TOMATO & SPINACH PASTA WITH PISTACHIO “PARMESAN"
GLUTEN FREE / VEGAN
TOMATO & SPINACH PASTA WITH PISTACHIO “PARMESAN
FOR THE PASTA:
2 cups cherry tomatoes
1 cup diced onions
1 large shallot, chopped
4 cloves garlic, mashed
1/4 cup olive oil
1 handful spinach, chopped
1 tsp salt
2 tablespoons italian seasoning
1 tsp honey
1 package pasta of choice (i used gluten free fusilli)
FOR THE PISTACHIO PARMESEAN:
1/2 cup pistachios (unsalted)
1 cup nutritional yeast
1/2 tsp sea salt
Prepare pasta according to package instructions and set aside.
In a medium pan, add the olive oil and turn on low/medium heat.

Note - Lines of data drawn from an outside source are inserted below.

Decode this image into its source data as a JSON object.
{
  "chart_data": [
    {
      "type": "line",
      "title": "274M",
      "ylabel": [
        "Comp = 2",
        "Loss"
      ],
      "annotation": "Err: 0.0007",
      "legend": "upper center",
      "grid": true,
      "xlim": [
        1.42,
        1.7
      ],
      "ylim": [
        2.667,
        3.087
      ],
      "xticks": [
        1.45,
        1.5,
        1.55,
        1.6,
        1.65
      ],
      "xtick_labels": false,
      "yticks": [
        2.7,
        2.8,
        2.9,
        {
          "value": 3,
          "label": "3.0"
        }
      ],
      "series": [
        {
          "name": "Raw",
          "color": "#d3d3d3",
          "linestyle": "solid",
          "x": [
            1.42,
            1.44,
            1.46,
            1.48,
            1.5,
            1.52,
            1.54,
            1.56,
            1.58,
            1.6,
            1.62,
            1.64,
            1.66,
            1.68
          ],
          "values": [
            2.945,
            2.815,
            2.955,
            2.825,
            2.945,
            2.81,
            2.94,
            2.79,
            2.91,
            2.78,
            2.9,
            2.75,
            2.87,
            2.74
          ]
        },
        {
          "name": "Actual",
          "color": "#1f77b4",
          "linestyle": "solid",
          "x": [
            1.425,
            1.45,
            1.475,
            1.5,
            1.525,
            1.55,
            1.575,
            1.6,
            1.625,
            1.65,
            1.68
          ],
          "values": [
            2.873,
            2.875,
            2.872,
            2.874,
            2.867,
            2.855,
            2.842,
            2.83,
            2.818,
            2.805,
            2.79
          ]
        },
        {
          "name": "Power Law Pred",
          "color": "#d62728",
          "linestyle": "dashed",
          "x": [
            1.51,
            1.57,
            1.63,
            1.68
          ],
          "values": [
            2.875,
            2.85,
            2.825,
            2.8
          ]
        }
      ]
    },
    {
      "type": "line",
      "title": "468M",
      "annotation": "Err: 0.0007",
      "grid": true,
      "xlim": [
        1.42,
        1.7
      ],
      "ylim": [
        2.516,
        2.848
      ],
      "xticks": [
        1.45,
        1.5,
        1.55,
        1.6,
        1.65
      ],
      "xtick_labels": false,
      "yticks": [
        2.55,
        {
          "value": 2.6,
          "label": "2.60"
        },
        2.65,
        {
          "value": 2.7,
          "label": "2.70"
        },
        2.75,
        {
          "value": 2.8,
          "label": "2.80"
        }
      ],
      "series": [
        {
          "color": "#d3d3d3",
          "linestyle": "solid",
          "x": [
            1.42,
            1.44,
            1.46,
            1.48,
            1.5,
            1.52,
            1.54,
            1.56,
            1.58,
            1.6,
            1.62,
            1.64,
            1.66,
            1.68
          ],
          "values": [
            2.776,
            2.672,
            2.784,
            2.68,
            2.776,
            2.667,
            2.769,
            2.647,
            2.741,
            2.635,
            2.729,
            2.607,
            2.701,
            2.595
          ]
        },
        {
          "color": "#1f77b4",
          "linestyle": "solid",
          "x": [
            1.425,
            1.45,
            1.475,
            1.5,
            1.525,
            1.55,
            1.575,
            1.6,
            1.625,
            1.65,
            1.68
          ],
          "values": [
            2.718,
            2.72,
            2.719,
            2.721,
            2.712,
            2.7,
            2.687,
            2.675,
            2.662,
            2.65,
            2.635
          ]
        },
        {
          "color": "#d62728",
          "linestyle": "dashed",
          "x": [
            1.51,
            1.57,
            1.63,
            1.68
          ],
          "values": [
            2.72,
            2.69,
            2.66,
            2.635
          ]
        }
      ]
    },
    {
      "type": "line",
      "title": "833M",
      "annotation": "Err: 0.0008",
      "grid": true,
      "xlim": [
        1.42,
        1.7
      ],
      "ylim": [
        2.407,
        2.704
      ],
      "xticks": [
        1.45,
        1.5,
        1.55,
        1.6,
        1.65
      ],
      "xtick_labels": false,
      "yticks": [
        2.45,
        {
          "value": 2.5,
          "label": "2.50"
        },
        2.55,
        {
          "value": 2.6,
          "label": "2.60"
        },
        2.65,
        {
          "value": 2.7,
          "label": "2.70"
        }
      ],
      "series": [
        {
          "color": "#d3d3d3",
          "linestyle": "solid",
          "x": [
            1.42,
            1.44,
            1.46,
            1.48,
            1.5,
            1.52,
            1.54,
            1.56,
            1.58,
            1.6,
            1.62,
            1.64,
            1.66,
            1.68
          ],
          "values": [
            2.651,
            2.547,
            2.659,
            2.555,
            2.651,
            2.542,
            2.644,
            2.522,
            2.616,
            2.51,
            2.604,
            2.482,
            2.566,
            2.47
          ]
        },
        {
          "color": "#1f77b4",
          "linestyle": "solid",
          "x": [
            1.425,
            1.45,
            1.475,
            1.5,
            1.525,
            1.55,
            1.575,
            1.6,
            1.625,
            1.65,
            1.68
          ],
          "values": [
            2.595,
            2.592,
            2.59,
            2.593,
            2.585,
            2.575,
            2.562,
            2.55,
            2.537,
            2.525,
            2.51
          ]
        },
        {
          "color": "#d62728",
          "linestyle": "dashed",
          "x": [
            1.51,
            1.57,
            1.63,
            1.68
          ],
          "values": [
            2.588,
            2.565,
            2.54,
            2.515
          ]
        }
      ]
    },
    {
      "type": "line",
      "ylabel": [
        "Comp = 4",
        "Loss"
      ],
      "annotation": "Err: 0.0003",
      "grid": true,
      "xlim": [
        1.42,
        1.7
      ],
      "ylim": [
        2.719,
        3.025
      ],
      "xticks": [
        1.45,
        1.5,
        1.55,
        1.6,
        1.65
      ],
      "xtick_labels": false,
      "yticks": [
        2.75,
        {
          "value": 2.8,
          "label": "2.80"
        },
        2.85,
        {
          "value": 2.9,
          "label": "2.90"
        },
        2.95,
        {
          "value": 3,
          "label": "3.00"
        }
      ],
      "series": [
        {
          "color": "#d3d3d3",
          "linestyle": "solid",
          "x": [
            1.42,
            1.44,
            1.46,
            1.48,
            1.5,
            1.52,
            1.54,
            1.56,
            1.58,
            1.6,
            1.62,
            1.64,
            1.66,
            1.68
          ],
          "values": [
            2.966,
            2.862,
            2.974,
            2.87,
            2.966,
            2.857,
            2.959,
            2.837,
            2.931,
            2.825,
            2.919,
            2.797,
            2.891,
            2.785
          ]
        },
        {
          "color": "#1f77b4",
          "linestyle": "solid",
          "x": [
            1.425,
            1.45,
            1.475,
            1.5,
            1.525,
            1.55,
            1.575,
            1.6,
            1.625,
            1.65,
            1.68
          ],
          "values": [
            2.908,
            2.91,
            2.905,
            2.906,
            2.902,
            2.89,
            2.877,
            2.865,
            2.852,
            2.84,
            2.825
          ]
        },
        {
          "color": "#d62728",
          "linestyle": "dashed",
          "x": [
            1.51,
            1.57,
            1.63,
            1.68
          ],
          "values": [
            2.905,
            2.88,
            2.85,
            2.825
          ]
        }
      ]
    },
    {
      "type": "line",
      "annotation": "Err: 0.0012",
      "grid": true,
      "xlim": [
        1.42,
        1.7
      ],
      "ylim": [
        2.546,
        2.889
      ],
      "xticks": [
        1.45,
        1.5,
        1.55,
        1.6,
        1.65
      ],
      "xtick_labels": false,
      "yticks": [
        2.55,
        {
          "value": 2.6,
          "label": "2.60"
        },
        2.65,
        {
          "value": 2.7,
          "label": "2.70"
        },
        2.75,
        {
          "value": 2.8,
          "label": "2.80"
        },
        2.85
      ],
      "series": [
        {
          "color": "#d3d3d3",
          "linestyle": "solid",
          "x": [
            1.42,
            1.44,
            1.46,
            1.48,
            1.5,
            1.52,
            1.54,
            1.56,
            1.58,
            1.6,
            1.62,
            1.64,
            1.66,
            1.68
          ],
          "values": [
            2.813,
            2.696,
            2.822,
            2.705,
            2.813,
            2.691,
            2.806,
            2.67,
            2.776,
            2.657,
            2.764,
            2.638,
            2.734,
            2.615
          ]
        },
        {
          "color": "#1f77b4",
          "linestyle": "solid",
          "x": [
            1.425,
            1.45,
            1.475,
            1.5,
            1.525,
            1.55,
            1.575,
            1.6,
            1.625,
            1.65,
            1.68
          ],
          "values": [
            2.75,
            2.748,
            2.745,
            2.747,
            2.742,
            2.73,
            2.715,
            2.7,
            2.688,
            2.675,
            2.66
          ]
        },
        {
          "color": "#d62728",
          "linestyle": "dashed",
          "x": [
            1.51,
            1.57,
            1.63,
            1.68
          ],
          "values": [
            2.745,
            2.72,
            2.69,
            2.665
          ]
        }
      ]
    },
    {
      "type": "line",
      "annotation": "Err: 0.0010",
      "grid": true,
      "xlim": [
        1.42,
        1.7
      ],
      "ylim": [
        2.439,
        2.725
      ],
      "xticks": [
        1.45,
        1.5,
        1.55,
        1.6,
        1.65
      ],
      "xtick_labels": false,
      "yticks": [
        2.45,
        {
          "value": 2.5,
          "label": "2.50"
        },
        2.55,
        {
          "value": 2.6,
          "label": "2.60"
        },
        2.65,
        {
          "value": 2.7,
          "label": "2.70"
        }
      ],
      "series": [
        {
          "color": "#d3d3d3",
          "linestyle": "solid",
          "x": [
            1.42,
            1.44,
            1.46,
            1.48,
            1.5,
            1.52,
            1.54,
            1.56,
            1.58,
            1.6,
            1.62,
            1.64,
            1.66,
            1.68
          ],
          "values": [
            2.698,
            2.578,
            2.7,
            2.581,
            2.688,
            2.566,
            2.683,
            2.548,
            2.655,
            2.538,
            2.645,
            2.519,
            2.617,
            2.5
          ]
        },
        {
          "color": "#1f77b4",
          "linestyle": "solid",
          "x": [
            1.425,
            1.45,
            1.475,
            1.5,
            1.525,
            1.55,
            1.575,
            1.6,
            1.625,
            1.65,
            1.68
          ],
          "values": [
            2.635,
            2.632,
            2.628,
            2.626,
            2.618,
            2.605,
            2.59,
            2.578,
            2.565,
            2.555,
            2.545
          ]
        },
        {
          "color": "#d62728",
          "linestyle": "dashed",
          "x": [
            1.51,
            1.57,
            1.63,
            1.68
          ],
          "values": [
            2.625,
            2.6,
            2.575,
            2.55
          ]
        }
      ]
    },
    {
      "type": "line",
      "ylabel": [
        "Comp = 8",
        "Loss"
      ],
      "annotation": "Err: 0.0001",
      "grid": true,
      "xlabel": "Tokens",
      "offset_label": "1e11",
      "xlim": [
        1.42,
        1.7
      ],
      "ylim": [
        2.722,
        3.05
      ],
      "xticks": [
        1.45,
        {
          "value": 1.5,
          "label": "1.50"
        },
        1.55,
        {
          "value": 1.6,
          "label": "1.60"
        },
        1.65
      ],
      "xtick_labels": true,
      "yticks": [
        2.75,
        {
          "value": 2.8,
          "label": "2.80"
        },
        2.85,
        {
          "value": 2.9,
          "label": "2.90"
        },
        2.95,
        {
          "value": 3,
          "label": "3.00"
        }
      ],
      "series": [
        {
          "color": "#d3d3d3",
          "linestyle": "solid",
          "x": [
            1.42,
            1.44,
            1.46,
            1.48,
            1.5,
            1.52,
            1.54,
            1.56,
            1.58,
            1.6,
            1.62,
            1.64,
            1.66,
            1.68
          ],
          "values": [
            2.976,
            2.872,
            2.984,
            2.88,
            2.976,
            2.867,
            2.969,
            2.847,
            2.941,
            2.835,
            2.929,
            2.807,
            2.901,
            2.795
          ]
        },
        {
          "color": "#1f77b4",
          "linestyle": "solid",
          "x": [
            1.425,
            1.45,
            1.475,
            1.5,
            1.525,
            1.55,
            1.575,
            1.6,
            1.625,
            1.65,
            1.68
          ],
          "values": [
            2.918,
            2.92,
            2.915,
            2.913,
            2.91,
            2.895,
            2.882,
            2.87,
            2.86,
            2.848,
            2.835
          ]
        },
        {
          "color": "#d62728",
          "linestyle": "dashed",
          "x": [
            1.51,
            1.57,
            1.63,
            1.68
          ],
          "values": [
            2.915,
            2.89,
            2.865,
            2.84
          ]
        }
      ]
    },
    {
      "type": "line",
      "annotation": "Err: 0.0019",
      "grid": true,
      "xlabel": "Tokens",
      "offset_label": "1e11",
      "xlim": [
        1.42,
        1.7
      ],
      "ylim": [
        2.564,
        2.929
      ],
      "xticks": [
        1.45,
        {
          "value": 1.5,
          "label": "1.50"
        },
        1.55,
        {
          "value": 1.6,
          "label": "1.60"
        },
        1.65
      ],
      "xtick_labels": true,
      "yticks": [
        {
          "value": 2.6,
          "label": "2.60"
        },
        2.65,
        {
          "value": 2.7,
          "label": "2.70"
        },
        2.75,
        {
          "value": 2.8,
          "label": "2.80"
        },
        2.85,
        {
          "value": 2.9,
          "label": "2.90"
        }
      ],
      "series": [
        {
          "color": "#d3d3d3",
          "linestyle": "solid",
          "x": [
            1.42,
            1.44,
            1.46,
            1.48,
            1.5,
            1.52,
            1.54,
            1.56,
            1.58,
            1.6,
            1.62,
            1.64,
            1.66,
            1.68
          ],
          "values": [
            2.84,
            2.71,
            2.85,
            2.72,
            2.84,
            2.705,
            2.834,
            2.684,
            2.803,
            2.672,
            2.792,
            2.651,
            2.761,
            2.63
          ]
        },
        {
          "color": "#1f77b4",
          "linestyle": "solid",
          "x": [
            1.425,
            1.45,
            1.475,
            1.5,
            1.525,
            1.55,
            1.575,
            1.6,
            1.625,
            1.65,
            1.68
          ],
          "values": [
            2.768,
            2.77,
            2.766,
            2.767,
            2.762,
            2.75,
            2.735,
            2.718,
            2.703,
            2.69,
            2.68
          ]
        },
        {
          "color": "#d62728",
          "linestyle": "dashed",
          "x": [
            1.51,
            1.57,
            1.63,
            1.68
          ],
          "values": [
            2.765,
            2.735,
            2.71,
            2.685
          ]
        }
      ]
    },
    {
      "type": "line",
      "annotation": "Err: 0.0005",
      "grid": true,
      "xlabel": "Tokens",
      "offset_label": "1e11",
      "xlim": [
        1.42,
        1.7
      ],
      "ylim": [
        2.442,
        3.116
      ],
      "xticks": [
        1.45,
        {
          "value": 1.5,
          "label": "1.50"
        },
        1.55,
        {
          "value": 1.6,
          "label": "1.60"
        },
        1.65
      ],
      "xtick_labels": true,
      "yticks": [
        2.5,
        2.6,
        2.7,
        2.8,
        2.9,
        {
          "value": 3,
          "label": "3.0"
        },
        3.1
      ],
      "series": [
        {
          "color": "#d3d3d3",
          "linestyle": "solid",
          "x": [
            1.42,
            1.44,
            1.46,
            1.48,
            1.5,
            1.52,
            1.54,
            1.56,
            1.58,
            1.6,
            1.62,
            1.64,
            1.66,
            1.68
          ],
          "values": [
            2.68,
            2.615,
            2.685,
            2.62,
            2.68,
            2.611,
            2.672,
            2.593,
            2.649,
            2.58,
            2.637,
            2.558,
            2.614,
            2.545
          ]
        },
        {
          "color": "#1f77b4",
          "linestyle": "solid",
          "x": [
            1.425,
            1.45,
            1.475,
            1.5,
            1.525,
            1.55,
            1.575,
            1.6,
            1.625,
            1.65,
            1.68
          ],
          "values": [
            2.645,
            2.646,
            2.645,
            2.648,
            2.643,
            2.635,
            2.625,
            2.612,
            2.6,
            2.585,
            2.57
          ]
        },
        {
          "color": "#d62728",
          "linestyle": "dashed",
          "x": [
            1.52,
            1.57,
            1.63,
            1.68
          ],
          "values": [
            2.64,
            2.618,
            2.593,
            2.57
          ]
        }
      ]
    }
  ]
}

Add onions, garlic, and shallots. stir for about a few minutes, keeping an eye to make sure it doesn’t burn. While that’s cooking, place the tomatoes in a medium bowl.
Use your hands and crush the cherries (just squeeze them!).
Pour cherries into the sauce pan, along with chopped spinach, honey, Italian Seasoning, and salt.
Bring to a simmer and cover for 30 minutes.
To make pistachio parmesan, add ingredients to a food processor and pulse till you reach desired consistency.
Toss pasta with sauce and top with pistachio parmesan.